Re: Sources: Full and Partial Coverage
On 6/25/12 7:06 AM, Carsten Eiram wrote:
> Joining the discussion quite late after five weeks vacation and a lot
> of catching up with my i Today, we track an immense number of sources
> in order to provide as broad and deep a coverage as possible. I,
> however, estimate that an extremely small number of these sources
> likely provide us with 90-95% of the valid reports that we cover. The
> rest of the monitored sources (the vast majority) only provide the
> last 5-10% (where many are not for popular products), but I estimate
> that at the same time those sources provide ~80% of the noise we have
> to go through every single day.
> If you want to do full coverage of any popular product, you need to
> do it properly and that requires tracking a lot of very random
> sources and adding new ones regularly (including Chinese blogs where
> most of the time the quality of the local jaozi is discussed with one
> or two blogs a year about new vulnerabilities in Windows).

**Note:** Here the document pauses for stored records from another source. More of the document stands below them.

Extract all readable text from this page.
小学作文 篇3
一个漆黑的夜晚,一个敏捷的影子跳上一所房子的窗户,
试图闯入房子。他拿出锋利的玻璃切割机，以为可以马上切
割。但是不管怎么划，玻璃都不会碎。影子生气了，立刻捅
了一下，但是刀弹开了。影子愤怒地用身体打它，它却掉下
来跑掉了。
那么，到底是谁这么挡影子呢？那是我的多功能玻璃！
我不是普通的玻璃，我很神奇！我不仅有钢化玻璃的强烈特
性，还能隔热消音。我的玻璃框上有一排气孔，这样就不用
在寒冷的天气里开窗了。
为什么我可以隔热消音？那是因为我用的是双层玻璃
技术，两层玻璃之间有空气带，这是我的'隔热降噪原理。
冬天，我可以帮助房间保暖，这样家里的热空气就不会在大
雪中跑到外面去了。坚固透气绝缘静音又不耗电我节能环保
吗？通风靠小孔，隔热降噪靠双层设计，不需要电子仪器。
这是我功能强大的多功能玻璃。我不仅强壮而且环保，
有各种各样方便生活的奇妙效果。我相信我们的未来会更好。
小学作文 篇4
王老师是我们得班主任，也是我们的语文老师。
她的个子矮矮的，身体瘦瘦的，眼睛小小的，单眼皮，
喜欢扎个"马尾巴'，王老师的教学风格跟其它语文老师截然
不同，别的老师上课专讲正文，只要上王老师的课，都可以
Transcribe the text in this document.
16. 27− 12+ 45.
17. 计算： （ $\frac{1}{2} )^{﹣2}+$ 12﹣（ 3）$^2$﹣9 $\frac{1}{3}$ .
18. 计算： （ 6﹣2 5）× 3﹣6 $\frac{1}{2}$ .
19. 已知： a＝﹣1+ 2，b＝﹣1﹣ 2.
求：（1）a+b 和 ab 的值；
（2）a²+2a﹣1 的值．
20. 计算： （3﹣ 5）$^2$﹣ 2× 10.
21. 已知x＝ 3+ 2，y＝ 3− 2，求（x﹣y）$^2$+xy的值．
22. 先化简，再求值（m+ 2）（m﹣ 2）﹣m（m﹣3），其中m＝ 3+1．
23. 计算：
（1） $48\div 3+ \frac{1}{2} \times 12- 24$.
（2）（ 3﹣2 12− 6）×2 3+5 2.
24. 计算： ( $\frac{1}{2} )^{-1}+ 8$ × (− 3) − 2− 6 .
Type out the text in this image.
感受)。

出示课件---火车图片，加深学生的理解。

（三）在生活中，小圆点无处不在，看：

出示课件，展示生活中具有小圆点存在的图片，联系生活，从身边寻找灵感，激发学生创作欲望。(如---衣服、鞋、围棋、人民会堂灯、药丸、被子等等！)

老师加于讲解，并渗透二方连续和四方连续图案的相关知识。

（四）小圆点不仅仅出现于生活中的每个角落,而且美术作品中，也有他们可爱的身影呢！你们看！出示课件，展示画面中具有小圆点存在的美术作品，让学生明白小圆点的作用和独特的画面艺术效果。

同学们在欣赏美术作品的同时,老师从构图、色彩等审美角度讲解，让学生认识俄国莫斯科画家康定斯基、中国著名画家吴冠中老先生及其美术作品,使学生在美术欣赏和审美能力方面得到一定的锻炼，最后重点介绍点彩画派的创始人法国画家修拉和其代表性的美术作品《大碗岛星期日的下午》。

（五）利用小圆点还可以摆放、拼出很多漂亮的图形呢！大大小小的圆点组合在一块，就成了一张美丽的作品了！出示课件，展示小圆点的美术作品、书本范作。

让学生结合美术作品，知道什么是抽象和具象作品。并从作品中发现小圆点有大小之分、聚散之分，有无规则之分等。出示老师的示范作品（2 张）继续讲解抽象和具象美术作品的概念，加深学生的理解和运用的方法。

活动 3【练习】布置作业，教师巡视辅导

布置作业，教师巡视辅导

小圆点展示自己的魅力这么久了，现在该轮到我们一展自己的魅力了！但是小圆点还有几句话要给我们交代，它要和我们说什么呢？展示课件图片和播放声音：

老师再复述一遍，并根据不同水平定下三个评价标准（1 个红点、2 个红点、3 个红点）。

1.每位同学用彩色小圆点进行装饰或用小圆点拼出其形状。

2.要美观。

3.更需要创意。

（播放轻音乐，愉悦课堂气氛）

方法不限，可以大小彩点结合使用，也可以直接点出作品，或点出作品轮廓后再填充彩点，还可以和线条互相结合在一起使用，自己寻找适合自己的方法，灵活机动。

I'm sure
> everyone on this board representing a VDB is familiar with this
Do we really need to restrict the list of sources too heavily? I'll
guess that Secunia and other places doesn't do all this monitoring by
1. Get a bunch of sources, of course the A-list stuff, but just add new
sources as you come across them. wget, curl, Yahoo! Pipes, r2e, etc.
2. Normalize to text and possibly for language (I'm assuming English,
might be necessary to support others).
3. Index (lucene, solr, Google, etc).
4. Have set search filters for things on the product list.
5. Have set searches for phrases that indicate important vulnerabilities
("overflow", "XSS", etc).
6. Maybe have additional manual checks of the A-list sources.
7. Manual inspection of results of #4 and #5.
8. Marking of duplicates/similarity scoring.
9. Manual inspection of what's left?
Hits on #4 and #5 get priority manual effort to include in CVE. #6 and
#9 get remaining manual effort?
This isn't a trivial solution, but it also isn't impossible. I guess I
don't quite see that one additional source requires an equivalent amount
of additional effort.